Esses números posicionam sozinho o povo japonês no alto do pódio da disputa pela maior circulação de jornais impressos. É importante notar que a invasão dos eletro-eletrônicos como a televisão, o vídeo e os computadores com a variável gama de modelos não é, pelo menos até agora, motivo para justificar uma possível queda nos índices de leitura, como se afirma em outros países, entre eles o Brasil.
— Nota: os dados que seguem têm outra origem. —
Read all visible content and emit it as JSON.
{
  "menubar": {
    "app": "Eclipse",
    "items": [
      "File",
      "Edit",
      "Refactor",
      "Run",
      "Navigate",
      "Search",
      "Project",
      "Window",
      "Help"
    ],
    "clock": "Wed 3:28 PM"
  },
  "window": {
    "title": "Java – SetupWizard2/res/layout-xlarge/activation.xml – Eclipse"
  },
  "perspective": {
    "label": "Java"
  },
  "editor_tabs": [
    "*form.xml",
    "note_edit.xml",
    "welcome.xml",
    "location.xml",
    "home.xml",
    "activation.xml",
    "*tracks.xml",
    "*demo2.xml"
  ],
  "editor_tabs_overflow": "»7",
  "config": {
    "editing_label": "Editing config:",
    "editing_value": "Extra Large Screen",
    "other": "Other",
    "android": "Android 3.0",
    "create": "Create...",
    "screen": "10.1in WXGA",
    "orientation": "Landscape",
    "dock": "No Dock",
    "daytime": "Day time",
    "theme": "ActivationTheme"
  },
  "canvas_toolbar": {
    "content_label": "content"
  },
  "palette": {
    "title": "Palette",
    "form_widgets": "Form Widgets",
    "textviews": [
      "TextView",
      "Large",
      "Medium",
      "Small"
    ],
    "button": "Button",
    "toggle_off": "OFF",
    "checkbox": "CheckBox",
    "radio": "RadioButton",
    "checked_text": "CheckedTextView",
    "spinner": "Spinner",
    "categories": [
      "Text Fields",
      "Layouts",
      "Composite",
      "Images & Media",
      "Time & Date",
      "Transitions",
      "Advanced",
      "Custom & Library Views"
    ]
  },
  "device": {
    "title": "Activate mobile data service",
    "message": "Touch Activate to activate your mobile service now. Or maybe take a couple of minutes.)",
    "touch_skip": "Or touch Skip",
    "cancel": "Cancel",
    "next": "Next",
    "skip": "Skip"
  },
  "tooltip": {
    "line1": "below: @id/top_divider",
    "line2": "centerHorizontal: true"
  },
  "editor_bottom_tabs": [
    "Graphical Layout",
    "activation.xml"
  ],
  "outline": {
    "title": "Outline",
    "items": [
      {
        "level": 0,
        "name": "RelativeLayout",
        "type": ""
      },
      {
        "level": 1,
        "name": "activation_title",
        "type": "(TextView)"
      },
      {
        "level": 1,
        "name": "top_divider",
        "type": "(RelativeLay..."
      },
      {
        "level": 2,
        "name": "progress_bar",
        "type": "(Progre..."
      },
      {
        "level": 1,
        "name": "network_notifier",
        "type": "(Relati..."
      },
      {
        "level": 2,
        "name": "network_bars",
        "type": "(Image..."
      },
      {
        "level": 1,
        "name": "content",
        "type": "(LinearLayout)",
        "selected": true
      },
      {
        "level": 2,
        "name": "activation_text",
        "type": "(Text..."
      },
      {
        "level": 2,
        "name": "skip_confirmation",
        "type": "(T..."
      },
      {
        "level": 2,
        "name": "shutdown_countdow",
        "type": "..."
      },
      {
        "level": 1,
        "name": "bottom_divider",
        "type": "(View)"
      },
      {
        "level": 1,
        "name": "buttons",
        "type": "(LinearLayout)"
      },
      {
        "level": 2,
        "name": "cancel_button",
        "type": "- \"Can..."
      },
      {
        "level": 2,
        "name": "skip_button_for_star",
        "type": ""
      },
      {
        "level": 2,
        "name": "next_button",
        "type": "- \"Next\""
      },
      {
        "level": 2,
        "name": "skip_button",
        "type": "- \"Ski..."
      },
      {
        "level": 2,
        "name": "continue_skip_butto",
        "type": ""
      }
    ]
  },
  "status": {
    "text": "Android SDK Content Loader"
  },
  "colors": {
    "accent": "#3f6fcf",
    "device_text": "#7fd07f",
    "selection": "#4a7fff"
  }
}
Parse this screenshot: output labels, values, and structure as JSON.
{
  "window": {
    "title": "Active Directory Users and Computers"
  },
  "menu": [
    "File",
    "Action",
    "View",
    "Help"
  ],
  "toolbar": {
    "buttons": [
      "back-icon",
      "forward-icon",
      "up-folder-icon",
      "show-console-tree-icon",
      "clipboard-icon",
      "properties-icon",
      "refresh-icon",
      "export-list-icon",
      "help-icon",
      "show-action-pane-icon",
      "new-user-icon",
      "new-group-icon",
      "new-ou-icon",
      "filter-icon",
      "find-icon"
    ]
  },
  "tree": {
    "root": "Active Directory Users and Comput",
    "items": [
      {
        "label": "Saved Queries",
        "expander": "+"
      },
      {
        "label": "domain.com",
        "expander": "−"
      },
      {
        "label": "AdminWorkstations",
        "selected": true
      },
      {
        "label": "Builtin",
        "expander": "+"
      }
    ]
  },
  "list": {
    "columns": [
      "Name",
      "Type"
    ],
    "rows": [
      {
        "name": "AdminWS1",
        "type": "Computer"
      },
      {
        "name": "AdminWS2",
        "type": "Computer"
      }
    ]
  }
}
Verifica-se a relativa queda de tiragem dos jornais é motivada por outras razões, entre elas a falta de credibilidade combinada com a ausência de renovação nos conteúdos editoriais. Mesmo o Japão já sente as vagas que atingem os jornais impressos em todo o mundo e despertam a hipótese sobre uma inevitável e gradual queda nos índices de leitura, tendência detectada nos últimos anos em vários países europeus principalmente.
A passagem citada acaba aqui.